Familial Thoracic Aortic Aneurysm and Dissection and Related Syndromes

Familial Thoracic Aortic Aneurysm and Dissection (TAAD) is characterized by enlargement of ascending aorta leading to an aortic dissection or, rarely, aortic rupture. Aortic dilatation is usually the first manifestation of the disease that may lead to the development of aortic aneurysm and aortic dissection. Aortic dissection occurs when the tear in the aorta wall allows blood to flow between the aorta’s inner and outer walls. Aortic dissections originate primarily in the ascending aorta (Stanford type A), but also can occur in the descending thoracic aorta (Stanford type B).

Thoracic aortic aneurysms may be asymptomatic. Aneurysms and dissections can occur as an isolated cardiovascular abnormality or are related to genetic disorders such as Marfan syndrome, Loeys-Dietz syndrome, Ehlers-Danlos syndrome, and others.

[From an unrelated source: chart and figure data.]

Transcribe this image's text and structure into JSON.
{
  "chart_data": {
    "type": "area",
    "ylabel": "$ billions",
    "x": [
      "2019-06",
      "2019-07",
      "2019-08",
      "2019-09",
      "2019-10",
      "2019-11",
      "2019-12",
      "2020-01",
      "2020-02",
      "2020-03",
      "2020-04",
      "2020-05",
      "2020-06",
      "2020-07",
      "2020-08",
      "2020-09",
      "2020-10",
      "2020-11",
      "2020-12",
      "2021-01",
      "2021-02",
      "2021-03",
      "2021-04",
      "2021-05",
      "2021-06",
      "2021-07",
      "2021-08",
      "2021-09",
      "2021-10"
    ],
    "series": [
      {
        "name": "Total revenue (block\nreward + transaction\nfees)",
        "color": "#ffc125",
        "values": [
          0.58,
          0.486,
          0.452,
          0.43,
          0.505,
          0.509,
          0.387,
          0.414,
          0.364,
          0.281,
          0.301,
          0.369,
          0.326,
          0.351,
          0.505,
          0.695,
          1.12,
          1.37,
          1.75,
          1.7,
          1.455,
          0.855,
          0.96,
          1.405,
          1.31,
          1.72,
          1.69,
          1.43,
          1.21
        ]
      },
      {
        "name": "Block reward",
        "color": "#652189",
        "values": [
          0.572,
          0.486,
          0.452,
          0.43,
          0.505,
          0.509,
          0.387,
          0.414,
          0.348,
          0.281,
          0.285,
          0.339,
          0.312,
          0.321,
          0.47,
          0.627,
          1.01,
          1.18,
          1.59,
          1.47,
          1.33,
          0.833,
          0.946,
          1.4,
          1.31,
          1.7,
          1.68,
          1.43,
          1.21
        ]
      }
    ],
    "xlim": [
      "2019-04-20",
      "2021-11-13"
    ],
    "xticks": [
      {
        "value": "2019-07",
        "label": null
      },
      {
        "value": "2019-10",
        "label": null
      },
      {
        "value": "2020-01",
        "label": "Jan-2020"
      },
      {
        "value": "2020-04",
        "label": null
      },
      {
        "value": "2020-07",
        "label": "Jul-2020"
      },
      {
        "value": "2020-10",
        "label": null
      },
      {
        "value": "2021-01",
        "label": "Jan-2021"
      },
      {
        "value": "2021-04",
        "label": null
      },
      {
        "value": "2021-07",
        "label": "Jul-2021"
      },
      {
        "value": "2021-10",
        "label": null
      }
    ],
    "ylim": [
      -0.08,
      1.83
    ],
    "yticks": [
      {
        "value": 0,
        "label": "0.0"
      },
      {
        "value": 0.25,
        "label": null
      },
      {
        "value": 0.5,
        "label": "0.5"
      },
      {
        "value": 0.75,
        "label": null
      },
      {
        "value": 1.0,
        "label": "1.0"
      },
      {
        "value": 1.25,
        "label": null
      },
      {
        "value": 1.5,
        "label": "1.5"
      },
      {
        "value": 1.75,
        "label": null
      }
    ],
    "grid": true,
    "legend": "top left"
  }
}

Familial TAAD is inherited in an autosomal dominant pattern. Up to 19% of persons with TAAD have a first-degree relative with thoracic aortic disease.

 

> Ordering information for NGS panel

 

Indications for genetic testing:

  1. Confirmation of clinical diagnosis
  2. Differential diagnostics between familial TAAD, Marfan syndrome, Loeys-Dietz syndrome and genetically/phenotypically related disorders
  3. Predictive testing for at-risk asymptomatic family members
  4. Prenatal diagnosis for known familial mutation
  5. Genetic counseling

 

References:

Albornoz G et al. Familial thoracic aortic aneurysms and dissections–incidence, modes of inheritance, and phenotypic patterns. Ann Thorac Surg. 2006;82:1400–5.
Milewicz DM and Regalado E. Thoracic Aortic Aneurysms and Aortic Dissections. GeneReviews® 2003 February 13 (Updated 2012 January 12).